The need to classify and categorize corporate information has never been greater. The proliferation of information channels, sources and delivery platforms make managing information a complex business challenge. The key to managing information is to develop a way to identify, classify and categorize enterprise information. This categorization allows for effective management of content throughout the information lifecycle: capture, storage, retrieval, archival and disposal. The most common way to associate structure around information is to develop and implement a taxonomy. More often than not multiple taxonomies are created in order to understand the relationships between the information in a particular domain and across multiple domains.
What is Taxonomy?
A taxonomy is a way to classify and assign a structure to information. The structure can consist of many levels and sublevels, referred to as nodes and sub-nodes, each aligned with a specific type or category of information. It is not surprising that we all work with taxonomies in our daily lives. On our computers and mobile devices we organize our icons, create folder structures to store and locate our content quickly as well as when we use sites on the internet to shop and/or search online libraries.

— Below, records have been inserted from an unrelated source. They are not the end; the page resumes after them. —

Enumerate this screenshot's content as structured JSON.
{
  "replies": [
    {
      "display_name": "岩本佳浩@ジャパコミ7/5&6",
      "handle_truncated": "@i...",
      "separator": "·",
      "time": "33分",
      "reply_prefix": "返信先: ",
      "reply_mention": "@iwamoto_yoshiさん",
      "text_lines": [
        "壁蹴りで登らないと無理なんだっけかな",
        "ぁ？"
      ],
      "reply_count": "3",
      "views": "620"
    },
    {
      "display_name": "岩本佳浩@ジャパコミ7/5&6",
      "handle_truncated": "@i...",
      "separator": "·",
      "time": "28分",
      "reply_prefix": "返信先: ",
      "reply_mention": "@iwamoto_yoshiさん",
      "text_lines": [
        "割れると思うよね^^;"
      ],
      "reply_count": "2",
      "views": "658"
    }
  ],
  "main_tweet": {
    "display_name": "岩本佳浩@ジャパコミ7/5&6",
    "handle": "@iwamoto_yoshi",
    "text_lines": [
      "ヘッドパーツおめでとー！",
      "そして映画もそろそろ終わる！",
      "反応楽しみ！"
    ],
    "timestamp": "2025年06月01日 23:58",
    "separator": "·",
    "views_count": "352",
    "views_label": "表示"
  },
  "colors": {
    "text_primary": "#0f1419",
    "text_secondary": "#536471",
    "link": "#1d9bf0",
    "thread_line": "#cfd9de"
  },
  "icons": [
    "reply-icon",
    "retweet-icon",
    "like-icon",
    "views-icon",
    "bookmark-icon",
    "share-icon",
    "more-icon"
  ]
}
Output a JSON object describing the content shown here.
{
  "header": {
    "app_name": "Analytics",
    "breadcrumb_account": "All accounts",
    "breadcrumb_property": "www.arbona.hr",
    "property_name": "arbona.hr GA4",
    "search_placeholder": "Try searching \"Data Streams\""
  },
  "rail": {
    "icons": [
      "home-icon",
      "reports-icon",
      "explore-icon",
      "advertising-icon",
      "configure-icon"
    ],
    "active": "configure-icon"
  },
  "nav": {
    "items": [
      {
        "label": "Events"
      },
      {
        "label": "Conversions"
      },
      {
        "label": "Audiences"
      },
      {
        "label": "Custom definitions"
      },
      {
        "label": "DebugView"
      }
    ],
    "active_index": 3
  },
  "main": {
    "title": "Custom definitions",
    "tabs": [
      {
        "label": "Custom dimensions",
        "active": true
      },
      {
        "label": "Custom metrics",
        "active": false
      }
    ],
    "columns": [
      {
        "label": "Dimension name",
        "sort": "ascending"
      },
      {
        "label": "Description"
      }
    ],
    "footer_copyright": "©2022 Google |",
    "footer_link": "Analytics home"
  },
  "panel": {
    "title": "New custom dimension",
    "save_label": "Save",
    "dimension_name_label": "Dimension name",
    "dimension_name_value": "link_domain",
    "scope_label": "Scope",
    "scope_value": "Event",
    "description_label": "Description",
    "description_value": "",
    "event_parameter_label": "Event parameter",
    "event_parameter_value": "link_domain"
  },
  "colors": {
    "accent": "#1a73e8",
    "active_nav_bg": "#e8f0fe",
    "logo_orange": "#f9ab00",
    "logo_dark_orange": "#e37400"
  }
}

Developing a corporate taxonomy requires a well thought out approach that addresses not only how information will be categorized, but more importantly, how information units relate to each other and how these will be accessed and retrieved at various points in time. There are several types of taxonomies which include:
Functional Taxonomy: attempts to represent the business model and organizes information around the services and/or functions the company performs.
Organizational Taxonomy: formations mirror departmental functions and thereby are operationally aligned by Marketing, Accounts Payable, Procurement and so forth.
Topic-based Taxonomy: formations attempt to categorize and label the content by the nature of the content. Examples include financial, policies and procedures, images, contracts, and application.
Ontologies are explicit formal specifications of the terms in the domain and relations among them. An ontology defines a common vocabulary for researchers who need to share information in a domain. It includes machine-interpretable definitions of basic concepts in the domain and the relationships between/among them. Ontologies serve as the basis for Knowledge Graphs and the foundation of gathering insights from data in which knowledge graphs provide.
Ontologies provides four (4) major uses:
- A shared common understanding of the structure of information among people
- An enabler to reuse domain knowledge and make domain assumptions explicit
- A way to analyze domain knowledge (especially through the use of knowledge graphs)
- A way to institute semantic search through ontological structures
Ontologies provides the declarative specification of the terms, which serves as the mechanism to analyze domain knowledge. The formal analysis of terms is extremely valuable when reusing existing ontologies and extending them.
A content model is a representation of the various types of content in a domain and any relationships between them. A content model documents all the different types of content (i.e., pdf, word, excel, PowerPoint, webpage, graphic) including detailed definitions of each content type’s elements (metadata). The level of detail in the model is determined by the purposes you need it to serve.
A content model provides the framework for organizing content for reuse, search and retrieval (findability), enables labeling of content and for content to be structured for authoring (via templates, style guides and style sheets).
Content Types are determined by distinct, reusable elements. Necessary if the content needs to be associated with any other piece of content. Functional requirements for content types determine the “what” and “why” of a particular Content Type. Organizational requirements determine how the content should be organized, using the Content Model to assist in the decision.
Content Model Lifecycle Stages
- Conceptual: The initial content model aims to capture the names and high level relationships between content types.
- Design: Adds the descriptive elements to each content type and further refines the structural relationships between them.
- Implementation: Models the content within the context of the target technology, e.g. CMS, KMS, Search Engines, Semantic Tools, etc.
Relationship between Taxonomy, Ontology and Content Model
A content model similar to an ontology is a representation of various types of “things” (in the case of a content model it represents artifacts such as pdf, word, excel, PowerPoint, webpage, graphic; in the case of an ontology, it represents formal specifications of the terms) in a domain and any relationships between them. An ontology is considered as another way to classify content (like a taxonomy) that allows you to relate content based on the information in it as opposed to a term describing it. A taxonomy formalizes the hierarchical relationships among concepts. A taxonomy is often seen as a precursor to an ontology, or forms the basis for an ontology, or as seen as a less complex taxonomy.
In the order of detail (from lease detail to most) I see (1) taxonomy; (2) ontology; and (3) content model. The content model provides the most detail because it includes metadata. However, In the order of complexity (from lease complex to most) I see (1) taxonomy; (2) content model; and (3) ontology. An ontology can become quite complex given the potential number of layers within an ontology. This provides a brief comparison of taxonomies, ontologies and content models. In practice it is good to start with building a taxonomy first before moving forward with an ontology. Content modeling is a concept that utilizes concepts of both taxonomies and ontologies in its development.